You are all pretty much on track, but the final diagnosis still hasn’t been mentioned! I was thinking pretty much teh same as all you guys, that 1) I have to get him slowed down, 2) He’s gotta be in DKA and 3) why is he so calm and “with it” for someone in DKA????

A stat accucheck was around 300. High, but wouldn’t really explain DKA too well, besides, no history of diabetes, and he actually did see his doctor once in awhile. He kept complaining of being nasueated…I attributed that to his anginal equivalent and told him it would go away when we slowed his heart down.

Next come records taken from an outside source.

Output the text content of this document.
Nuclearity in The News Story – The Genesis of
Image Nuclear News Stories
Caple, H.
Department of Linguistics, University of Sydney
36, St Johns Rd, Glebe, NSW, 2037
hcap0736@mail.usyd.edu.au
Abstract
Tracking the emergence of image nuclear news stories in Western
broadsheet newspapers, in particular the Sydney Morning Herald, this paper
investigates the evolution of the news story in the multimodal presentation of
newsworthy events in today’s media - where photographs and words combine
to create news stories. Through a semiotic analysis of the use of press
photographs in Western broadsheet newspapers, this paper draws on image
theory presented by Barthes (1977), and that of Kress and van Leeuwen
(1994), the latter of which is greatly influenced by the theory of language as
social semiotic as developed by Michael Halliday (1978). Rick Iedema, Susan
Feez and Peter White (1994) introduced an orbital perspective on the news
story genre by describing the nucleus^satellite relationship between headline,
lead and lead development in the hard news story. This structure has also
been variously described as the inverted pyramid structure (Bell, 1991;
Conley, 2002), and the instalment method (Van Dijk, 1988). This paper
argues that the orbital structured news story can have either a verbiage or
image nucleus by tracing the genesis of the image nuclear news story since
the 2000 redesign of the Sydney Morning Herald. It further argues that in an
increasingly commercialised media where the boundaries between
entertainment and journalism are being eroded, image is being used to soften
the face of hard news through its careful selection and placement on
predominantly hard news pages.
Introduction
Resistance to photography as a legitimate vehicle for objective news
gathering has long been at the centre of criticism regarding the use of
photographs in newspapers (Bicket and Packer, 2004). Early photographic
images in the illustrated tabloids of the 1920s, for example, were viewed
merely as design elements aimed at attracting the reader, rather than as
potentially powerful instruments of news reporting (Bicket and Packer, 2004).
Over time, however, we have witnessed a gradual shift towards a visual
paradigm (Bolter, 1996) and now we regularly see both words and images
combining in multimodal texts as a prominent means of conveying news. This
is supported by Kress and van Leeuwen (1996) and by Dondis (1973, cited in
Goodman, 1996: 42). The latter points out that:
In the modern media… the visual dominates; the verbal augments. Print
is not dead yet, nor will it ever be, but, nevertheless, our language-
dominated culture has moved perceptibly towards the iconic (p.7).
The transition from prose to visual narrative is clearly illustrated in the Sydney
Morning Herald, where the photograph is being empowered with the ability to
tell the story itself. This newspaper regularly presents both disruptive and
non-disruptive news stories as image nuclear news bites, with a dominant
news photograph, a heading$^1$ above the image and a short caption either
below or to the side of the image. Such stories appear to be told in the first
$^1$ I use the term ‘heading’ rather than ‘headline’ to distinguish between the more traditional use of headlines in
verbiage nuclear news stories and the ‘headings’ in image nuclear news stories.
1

First, we established 2 working IV lines, I had a tech pull the code cart up outside the room. The EKG machine ran a continuous 3 lead while my super nurse pushed first 6 mg of adenosine (rapid IV push followed by saline flush). Nothing. Not even a tiny bit of slowing. Then we pushed 12 mg followed by a huge 50ml saline rapid flush. Nothing.

OK, time for some “sleepy” medicine. After obtainign a quick verbal consent for conscious sedation and electric cardioversion, we gave 10mg of Etomidate, then 50J synchronized across his chest wall. One of the new nurses got to do it, she had never been in this type of code before. Our ER techs are also paramedics, so teh airway was well covered at the head of the bed, “just in case.” Of course, before I put anyone to sleep, airway adjuncts are ready, including suction & bag valve mask, dentures removed (learned that lesson already).

One shock (“THAT HURT,” he said, then went back to sleep) converted him to a sinus tachycardia at 140. I had to look at multiple monitors and strips to be convinced it was sinus, but 140 was a heck of a lot slower than 220.

First goal was accomplished, now I had to figure out what was really going on. DKA just didn’t quite fit, but the nurse insisted he smelled like ketones. Hyperosmolar Coma was out as well because, well, he wasn’t in a coma. In fact he was really pleasant. I ordered the following labs.

CBC, Lytes, BUN, Cr, Glucose, Ketones, ETOH, Urine drug screen, Serum Osmalarity.

Glucose 230
CBC hemocontrated (WBC 20, Hb 17, Plt 350)
Acetone 40
ETOH 21 mg/dl
Urine normal
Osmolar gap 40
Bun 18/Cr .9

When I got them back, I asked his mother to step out of the room so we could talk. “It’s OK,” he said with a smile,” I’m a momma’s boy.” With little prompting, he gave me a classic history for the final diagnosis.

What was the diagnosis, and what was the history?